As well as from his brains, and claim'st thereby

To be his Bacchus as his Pallas: he

Ever his Thighs Male then and his Brains She.

He was paramount in the Dramatick part of Poetry, and taught the Stage an exact conformity to the Laws of Comedians, being accounted the most learned, judicious, and correct of them all, and the more to be admired for being so, for that neither the height of natural parts, for he was no Shakespear, nor the cost of extraordinary education, but his own proper industry, and addiction to Books, advanced him to this perfection. He wrote fifty Plays in all, whereof fifteen Comedies, three Tragedies, the rest Masques and Entertainments. His Comedies were, The Alchimist, Bartholomew Fair, Cynthia's Revels, Caseis alter'd, The Devil is an Ass, Every Man in his humour, every Man out of his humour, The Fox, Magnetick Lady, New Inn, Poetaster, Staple of News, Sad Shepherd, Silent Woman, and A Tale of a Tub. His Tragedies were, Cateline's Conspiracy, Mortimer's Fall, and Seianus. His Masques and Entertainments, too long here to write, were thirty and two, besides a Comedy of East-ward, hoe? in which he was partner with Chapman.
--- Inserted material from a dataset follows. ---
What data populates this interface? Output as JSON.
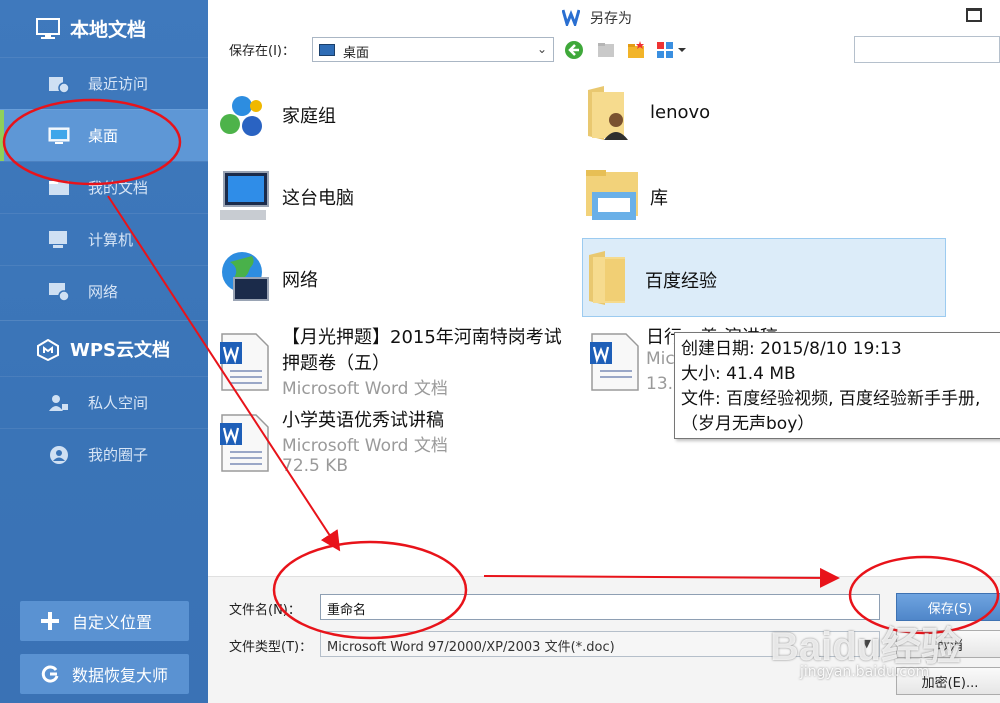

These his Plays were above the vulgar capacity, (which are onely tickled with down-right obscenity) and took not so well at the first stroke, as at the rebound, when beheld the second time, yea, they will endure reading, and that with due commendation, so long as either ingenuity or learning are fashionable in our Nation. And although all his Plays may endure the test, yet in three of his Comedies, namely, The Fox, Alchymist, and Silent Woman, he may be compared in the judgment of the learned men, for decorum, language and well-humouring parts, as well with the chief of the ancient Greek and Latine Comedians, as the prime of modern Italians, who have been judged the best of Europe for a happy vein in Comedies; nor is his Bartholomew Fair much short of them. As for his other Comedies, Staple of News, Devil's an Ass, and the rest, if they be not so sprightful and vigorous as his first pieces, all that are old will, and all that desire to be old, should excuse him therein; and therefore let the Name of Ben Johnson sheild them against whoever shall think fit to be severe in censure against them. Truth is, his Tragedies, Seianus and Cateline seem to have in them more of an artificial and inflate, than of a pathetical and naturally Tragick height; yet do they every one of them far excel any of the English ones that were writ before him; so that he may be truly said to be the first reformer of the English Stage, as he himself more truly than modestly writes in his commendatory Verses of his Servants Richard Broom's Comedy of the Northern Lass.

Which you have justly gained from the Stage,

By observation of those Comick Laws,

Which I, your Master, first did teach the Age.

In the rest of his Poetry, (for he is not wholly Dramatick) as his Underwoods, Epigrams, &c. he is sometimes bold and strenuous, sometimes Magisterial, sometimes lepid and full enough of conceit, and sometimes a man as other men are.